Auditing firm Ernst & Young (E&Y) faces either breaking China's state secrecy laws or enduring regulatory sanctions in Hong Kong, after the Securities and Futures Commission (SFC) revealed it would be taking it to court for failing to produce to the SFC specified accounting records related to a former China-based client.
In a previously unprecedented move for the regulator, Hong Kong's securities regulator SFC said it had commenced proceedings to take E&Y HK to court after it failed to produce a number of audit working papers and underlying accounting documents relating to Standard Water, after the body requested it.
The SFC said it had issued a formal notice to E&Y seeking these documents and that the firm "did not comply with this request and claimed that it did not have the relevant records which were held in the Mainland by its joint venture partner in the Mainland, Ernst & Young Hua Ming (EY Hua Ming), whose staff were the ones involved in the engagement."

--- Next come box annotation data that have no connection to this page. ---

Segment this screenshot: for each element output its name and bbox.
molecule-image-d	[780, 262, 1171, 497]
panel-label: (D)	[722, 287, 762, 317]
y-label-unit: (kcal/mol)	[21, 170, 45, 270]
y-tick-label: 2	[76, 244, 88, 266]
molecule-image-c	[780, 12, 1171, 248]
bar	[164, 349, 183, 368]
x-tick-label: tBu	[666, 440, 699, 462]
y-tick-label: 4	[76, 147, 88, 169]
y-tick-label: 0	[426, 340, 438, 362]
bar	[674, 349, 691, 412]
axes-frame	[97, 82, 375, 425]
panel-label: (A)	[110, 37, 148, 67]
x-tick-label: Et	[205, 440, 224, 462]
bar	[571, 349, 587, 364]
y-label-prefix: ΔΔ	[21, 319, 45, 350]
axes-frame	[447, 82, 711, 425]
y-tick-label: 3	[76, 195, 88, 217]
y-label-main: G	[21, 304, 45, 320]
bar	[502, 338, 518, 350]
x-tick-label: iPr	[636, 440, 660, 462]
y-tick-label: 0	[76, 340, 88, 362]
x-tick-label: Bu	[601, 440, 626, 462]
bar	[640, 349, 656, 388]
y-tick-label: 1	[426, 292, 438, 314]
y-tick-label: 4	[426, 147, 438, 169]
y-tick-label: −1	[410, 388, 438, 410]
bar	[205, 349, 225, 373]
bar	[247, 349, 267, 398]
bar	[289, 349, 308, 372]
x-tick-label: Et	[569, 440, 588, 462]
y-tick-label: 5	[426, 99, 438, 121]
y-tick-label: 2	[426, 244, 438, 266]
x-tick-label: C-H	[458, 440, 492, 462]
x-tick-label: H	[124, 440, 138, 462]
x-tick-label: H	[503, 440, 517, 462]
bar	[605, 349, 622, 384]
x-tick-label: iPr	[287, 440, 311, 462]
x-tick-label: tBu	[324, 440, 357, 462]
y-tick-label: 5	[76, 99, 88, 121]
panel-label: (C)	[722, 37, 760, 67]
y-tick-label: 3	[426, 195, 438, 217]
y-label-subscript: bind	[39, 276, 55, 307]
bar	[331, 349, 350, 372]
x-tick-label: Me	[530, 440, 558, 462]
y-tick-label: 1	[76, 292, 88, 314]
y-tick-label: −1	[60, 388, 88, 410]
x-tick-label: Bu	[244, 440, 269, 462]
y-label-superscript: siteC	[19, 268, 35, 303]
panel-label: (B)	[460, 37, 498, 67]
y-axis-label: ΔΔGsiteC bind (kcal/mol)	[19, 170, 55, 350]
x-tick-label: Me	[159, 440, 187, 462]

The regulator added that E&Y then claimed the documents could not be produced because of restrictions under People's Republic of China (PRC) secrecy law.
As a result of a joint statement issued by PRC authorities on 20 October 2009, accounting records, including audit working papers, may be the subject of claims of state secrecy under PRC law and that all Hong Kong accountants are required to obtain the consent of the relevant Mainland authorities before handing over any accounting records to regulators like the SFC even if the records are kept in Hong Kong.
However, the SFC said that it had sought the assistance of the relevant authority in the Mainland using its standing arrangements for mutual assistance in investigatory matters.
"However, EY Hua Ming also failed to produce the records to the relevant Mainland authority as requested," says the regulator. "Given Ernst & Young was the reporting accountant and EY Hua Ming was Ernst & Young's agent, the failure to produce these records to the relevant Mainland authority on the SFC's request is a matter of serious concern."
The SFC added that it is now working closely with the Mainland authority to gain access to these documents and a date for the first hearing is yet to be set.
E&Y released the following statement to the IBTimes UK:
"Ernst & Young performed IPO audit work for Standard Water in 2009 and resigned in March 2010. We did not issue an accountant's report for the IPO. The Hong Kong SFC requested workpapers from E&Y in relation to our work on Standard Water. We understand our obligations with the SFC and endeavour to fully comply, while also meeting our compliance obligations with Mainland China's laws and regulations."
"E&Y supports close working relationships between Hong Kong and mainland China audit regulators on matters of public interest. We will work closely with the relevant regulators, and trust that there will be a quick resolution to enable our full compliance with applicable laws and regulations."
"As legal proceedings are underway, it would be inappropriate for us to comment further."
China Stock Scandals
The domestic Chinese stock market has been viewed as largely risky and its bond market is seen as underdeveloped compared to the West.
Abroad, Chinese mainland companied listed the US have been marred by stock scandals over the last few years, which has rocked investor confidence and have led to regulatory probes and audit reviews.
In July, a company that has been synonymous with China stock scandals, Sino-Forest Corp, said it terminated a proposed asset sale, in favour of a plan that will result in the company's creditors acquiring all of its forestry assets.
Last year, the company's shares tanked after a short-seller accused it of exaggerating the size of its forestry assets and the forestry group's stock has since been de-listed by the Toronto Stock Exchange.
One of Canada's main securities regulators, the Ontario Securities Commission have recently charged the company and some of its former executives with fraud.
In the case of Chinese computer company Longtop Financial Technologies, Deloitte Shanghai is fighting a request from US regulator Securities and Exchange Commission (SEC) to hand over its audit work papers by also citing Chinese secrecy laws.
However, in July, the SEC asked a US federal court to postpone that case for six months while it tried to work out an arrangement with Chinese regulators to get audit documents, which is a hurdle many regulators face.
The U.S. Public Company Accounting Oversight Board, which regulates auditors of U.S.-listed companies, has also been negotiating with Chinese authorities to be allowed to inspect audit firms in China and look at their work papers. PCAOB Chairman Jim Doty has said that some resolution to that stalemate needs to come this year.